Frederick Albert Winsor (1762-1830)


Albert Wintzler de son vrai nom, voit le jour en 1762. En 1801, en Allemagne, Frederick Albert Winsor, s’inspirant largement des travaux de Philipe Lebon, publie un essai sur ses expériences d’éclairage produit par la distillation des bois de chêne et de sapin. Il se rend à Londres faire des expériences en public. En 1807, il fonde la «  Gas Light and Coke Compagny », une société d’éclairage général au gaz pour les rues, les usines, les boutiques, les hôtels et les maisons bourgeoises de Londres. En 1814, le brevet de Lebon tombe dans le domaine public. À l’été 1815, Windsor se précipite dans la capitale française pour y déposer une demande de brevet, qu’il obtint en janvier 1816. Il entreprend alors l’éclairage au gaz du passage des Panoramas, à Paris. C’est dans cette ville qu’il fonde en 1817 la première compagnie de gaz. Ruiné après la faillite de son entreprise, il meurt en 1830 et est enterré au cimetière parisien du Père-Lachaise.

Les entrepreneurs

Émile (1800-1875) et Isaac (1806-1880) Pereire


Les frères Pereire, hommes d’affaires, prirent une part active à l’essor du gaz à Paris, notamment lors de la signature le 23 juillet 1855 du traité de concession de l’éclairage et du chauffage au gaz à Paris accordé pour cinquante ans à six compagnies. L’empereur Napoléon III préconise un gaz à bon marché, les banquiers proposent alors une diminution de 25 % du prix du gaz et favorise son développement rapide. En 1861, ils construisent le Grand Hôtel, rue Scribe, sur des plans de Charles Garnier, éclairé par des milliers de becs de gaz.

L’éclaireur

Claude- Philibert Barthelot de Rambuteau (1781-1869)

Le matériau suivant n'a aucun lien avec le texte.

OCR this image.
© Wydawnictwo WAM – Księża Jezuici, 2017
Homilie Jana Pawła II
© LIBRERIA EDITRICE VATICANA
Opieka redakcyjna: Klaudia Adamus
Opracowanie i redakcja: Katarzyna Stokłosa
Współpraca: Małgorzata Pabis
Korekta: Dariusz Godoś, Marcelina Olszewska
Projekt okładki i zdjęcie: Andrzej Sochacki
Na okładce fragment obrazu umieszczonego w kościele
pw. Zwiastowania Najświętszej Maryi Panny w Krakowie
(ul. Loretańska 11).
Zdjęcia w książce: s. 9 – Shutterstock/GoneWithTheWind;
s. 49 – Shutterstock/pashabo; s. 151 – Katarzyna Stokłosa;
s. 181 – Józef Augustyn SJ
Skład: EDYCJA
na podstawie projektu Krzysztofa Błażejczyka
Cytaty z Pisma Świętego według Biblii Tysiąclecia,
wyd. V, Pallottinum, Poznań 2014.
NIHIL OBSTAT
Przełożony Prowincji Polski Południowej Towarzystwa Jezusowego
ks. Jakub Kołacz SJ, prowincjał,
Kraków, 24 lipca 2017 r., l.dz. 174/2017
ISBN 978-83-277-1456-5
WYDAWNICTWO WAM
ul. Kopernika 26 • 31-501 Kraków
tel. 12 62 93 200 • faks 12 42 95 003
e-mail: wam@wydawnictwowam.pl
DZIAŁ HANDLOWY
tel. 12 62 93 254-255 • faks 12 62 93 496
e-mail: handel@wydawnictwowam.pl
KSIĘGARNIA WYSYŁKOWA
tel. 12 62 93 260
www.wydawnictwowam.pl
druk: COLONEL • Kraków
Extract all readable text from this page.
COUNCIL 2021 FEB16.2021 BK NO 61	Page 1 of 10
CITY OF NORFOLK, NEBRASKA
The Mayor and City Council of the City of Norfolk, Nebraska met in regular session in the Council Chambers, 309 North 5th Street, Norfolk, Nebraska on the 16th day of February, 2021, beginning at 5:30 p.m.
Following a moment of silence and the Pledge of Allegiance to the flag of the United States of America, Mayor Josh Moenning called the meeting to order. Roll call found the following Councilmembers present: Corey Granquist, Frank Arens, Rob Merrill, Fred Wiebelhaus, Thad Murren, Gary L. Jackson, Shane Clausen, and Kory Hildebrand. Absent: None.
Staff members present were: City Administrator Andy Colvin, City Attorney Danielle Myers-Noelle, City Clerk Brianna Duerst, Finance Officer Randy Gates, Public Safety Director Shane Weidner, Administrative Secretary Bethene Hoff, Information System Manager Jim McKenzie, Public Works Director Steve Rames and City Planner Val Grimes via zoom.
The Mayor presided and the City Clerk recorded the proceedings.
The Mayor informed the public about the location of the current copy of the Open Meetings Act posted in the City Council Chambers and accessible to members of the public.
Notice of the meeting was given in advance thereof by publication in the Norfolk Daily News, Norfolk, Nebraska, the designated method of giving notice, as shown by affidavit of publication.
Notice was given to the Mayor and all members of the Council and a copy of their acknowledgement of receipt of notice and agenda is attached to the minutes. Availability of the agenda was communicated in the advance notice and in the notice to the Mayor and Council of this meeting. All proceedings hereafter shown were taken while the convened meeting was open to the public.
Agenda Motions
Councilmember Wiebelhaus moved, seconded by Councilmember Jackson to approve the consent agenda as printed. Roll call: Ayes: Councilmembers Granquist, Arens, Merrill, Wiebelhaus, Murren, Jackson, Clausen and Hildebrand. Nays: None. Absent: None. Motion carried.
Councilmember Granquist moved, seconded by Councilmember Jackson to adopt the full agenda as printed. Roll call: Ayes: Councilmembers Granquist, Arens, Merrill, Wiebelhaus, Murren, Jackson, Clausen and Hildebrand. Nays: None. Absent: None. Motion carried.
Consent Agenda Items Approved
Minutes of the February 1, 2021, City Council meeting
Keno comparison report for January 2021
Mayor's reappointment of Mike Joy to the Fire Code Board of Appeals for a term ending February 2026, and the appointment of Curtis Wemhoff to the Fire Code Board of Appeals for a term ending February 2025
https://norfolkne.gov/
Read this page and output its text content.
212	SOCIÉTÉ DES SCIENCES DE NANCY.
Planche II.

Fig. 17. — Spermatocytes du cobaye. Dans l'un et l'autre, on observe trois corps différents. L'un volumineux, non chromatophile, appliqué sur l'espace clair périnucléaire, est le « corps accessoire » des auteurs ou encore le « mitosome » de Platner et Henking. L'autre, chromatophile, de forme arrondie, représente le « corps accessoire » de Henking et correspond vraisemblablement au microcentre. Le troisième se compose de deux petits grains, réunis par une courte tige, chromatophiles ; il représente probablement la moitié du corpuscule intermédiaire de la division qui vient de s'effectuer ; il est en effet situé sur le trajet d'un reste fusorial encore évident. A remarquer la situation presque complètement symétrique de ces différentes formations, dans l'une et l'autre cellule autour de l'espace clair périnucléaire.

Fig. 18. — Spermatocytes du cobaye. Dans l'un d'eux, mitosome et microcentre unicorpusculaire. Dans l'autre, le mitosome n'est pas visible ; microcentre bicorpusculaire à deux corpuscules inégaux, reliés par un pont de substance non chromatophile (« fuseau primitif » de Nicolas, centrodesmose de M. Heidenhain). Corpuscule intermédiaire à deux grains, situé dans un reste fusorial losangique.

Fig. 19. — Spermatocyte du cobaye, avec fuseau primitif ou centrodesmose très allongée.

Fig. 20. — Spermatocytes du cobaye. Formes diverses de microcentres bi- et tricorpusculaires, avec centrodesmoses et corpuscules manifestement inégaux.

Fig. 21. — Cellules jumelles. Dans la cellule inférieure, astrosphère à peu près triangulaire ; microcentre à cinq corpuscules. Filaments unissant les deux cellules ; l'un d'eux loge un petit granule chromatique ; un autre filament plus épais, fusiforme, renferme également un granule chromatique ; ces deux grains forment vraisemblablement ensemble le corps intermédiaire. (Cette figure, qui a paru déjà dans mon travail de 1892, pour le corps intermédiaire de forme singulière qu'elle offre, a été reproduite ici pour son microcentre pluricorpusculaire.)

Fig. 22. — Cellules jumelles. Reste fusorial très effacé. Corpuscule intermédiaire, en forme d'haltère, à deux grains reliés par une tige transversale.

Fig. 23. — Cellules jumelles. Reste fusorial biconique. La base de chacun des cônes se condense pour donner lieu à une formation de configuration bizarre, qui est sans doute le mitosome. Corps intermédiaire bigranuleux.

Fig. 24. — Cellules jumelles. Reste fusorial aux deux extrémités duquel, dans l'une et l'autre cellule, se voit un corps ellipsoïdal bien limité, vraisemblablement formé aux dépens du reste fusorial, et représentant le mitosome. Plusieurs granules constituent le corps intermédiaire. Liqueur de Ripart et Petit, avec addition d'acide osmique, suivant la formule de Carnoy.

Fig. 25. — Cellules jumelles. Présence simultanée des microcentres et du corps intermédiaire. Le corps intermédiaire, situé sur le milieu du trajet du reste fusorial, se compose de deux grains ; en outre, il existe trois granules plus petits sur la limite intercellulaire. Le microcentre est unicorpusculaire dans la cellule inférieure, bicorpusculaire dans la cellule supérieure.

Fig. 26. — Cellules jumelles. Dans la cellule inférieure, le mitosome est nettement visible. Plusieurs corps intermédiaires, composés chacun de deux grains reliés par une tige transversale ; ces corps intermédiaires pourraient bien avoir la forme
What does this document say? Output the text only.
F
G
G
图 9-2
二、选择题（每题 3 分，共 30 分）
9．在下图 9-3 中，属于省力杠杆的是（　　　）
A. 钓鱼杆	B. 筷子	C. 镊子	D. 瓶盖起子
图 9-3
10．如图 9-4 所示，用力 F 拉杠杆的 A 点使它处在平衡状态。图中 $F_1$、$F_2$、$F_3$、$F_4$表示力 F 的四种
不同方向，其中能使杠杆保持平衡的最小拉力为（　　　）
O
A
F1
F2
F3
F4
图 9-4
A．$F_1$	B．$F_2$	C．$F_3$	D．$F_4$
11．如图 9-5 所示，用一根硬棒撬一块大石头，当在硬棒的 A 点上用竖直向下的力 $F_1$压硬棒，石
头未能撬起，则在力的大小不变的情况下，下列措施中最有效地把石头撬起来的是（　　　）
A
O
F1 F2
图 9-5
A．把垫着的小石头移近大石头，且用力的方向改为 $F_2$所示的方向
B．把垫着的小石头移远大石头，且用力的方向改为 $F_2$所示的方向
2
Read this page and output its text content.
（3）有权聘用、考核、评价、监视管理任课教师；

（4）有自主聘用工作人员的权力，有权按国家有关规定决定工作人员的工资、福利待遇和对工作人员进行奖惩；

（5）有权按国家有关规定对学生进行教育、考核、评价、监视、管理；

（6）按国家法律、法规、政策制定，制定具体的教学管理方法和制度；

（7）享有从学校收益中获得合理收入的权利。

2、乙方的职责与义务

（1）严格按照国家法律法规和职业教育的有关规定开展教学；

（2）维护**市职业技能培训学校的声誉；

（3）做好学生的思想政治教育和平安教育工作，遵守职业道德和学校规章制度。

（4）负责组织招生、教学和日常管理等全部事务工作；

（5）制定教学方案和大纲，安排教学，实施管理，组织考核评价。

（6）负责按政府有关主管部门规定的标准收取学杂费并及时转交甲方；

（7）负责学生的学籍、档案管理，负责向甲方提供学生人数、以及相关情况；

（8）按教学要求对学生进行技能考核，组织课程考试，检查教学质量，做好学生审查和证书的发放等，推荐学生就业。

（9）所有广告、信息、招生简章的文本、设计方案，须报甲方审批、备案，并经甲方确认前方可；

Haut fonctionnaire de la première moitié du XIXe siècle, le comte de Rambuteau a été conseillé d’État, pair de France et préfet de la Seine de 1833 à 1848. Il a mis en place les premiers éléments de la transformation de Paris et notamment l’essor de l’éclairage au gaz, achevé par le préfet Haussmann sous le Second Empire. Réalisant de nombreux travaux d’embellissement et d’assainissement dans la capitale (première vespasienne en 1840), il acheva l’Arc de Triomphe et généralise l’éclairage au gaz : à son arrivée en 1833, la ville comptait 69 becs de gaz ; on en dénombrait plus de 8 600 à son départ, en 1848.